Konzentrationsbemühungen
„Sinnvoll“, findet es Bernhard Haese. Vor einigen Tagen wollte der Landesvorsitzende der Republikaner sich nicht zu Wahlansprachen mit „pro Berlin“ zur Bürgerschaftswahl 2011 äußeren. Nun räumt er ein, dass die „rechts-konservativen Kräfte miteinander reden“ müssten. Ein Angebot, das dem Wunsch des REP-Bundesvorstands um Rolf Schlierer folgt.
„Eine Konkurrenzkandidatur von uns wird es nicht geben“, sagte schon vorher Stephan Stritter, Bundesvize der REP und betonte: „Ja, wir haben Absprachen mit der pro-Bewegung getroffen“. Ursula Winkelsett, REP-Chefin in Nordrhein-Westfallen erklärte zurückhaltend: „Der Berliner Landesverband hat beim Bundesvorstand keinen Antrag zur Wahlbeteiligung gestellt“.
„Vertrauensbildende Maßnahmen“ vereinbart
Auf dem Bundesparteitag der „Bürgerbewegung pro Deutschland" am 17. Juli in Berlin versuchte der Vorsitzende Manfred Rouhs die Mitglieder auf einen schweren Wahlkampf einzuschwören, räumte ein, dass „pro Berlin“ viel Unterstützung bräuchte. Von Bündnispartnern sprach er, wie der Landesvize Lars Seidensticker, nicht.

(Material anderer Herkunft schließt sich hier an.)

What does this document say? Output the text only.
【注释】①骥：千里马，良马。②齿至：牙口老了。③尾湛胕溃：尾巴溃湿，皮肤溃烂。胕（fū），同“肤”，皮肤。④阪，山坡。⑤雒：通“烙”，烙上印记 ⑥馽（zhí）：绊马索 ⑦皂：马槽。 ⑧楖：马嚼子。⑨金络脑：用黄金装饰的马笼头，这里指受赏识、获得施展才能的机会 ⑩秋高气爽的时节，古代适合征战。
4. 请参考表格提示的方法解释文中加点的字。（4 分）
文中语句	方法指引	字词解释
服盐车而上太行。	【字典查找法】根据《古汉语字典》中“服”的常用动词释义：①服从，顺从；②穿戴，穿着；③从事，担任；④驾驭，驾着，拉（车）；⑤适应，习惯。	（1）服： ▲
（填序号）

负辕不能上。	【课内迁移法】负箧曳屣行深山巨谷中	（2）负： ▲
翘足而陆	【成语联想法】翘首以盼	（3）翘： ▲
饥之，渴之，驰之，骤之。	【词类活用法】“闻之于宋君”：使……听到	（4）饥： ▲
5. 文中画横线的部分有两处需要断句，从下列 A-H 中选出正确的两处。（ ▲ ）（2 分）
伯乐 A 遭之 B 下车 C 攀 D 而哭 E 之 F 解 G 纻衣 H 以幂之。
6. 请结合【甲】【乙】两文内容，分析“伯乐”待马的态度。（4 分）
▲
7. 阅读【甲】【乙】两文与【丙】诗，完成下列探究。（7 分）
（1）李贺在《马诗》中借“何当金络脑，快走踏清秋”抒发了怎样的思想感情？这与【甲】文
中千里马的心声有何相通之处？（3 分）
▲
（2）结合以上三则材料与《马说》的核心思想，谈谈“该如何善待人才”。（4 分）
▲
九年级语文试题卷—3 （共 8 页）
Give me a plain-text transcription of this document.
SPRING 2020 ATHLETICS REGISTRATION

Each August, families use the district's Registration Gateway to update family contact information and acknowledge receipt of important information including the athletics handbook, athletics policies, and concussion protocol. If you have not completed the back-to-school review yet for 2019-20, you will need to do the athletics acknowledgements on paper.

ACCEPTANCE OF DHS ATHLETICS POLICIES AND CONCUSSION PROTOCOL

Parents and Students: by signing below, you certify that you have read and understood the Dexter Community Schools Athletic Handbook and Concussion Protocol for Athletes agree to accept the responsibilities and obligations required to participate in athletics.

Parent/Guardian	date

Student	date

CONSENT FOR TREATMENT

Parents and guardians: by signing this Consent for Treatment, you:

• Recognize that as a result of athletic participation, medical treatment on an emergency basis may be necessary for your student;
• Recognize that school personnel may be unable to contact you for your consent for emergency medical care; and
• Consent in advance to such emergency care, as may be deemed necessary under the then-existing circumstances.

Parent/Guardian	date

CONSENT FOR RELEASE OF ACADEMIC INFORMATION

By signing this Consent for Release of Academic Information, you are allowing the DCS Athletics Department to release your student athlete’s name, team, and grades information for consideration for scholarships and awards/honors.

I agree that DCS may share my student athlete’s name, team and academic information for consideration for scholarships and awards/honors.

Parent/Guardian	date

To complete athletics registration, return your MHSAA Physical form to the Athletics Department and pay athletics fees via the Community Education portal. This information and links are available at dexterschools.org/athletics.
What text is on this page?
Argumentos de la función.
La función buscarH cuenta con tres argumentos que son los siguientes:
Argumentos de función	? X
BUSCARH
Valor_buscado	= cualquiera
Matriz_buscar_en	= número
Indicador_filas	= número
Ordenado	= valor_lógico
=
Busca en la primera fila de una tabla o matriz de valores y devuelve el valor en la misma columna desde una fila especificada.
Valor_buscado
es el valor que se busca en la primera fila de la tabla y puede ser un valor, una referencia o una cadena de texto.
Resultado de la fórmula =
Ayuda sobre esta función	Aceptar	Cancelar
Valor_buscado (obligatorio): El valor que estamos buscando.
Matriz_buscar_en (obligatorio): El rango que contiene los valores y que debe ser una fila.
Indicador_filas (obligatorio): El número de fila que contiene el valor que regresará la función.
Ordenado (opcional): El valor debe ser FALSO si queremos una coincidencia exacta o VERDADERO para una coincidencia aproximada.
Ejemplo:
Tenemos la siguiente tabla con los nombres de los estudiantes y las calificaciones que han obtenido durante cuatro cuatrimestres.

Eine Zurückhaltung, die Stritter, der auch REP-Landesvorsitzender in Rheinland-Pfalz und Stadtrat in Mainz ist, offensichtlich nicht mehr für nötig hält. Er hebt hervor, dass seine Partei bundesweit „vertrauensbildende Maßnahmen“ mit der „pro-Bewegung“ vereinbart hätte. In Dortmund nahm schon am vergangenen Samstag der REP-Bundesvize Johann Gärtner bewusst an einer Aktion von „pro NRW“ um Markus Beisicht gegen die vermeintliche Islamisierung und Überfremdung teil. Noch vor wenigen Wochen kaum denkbar.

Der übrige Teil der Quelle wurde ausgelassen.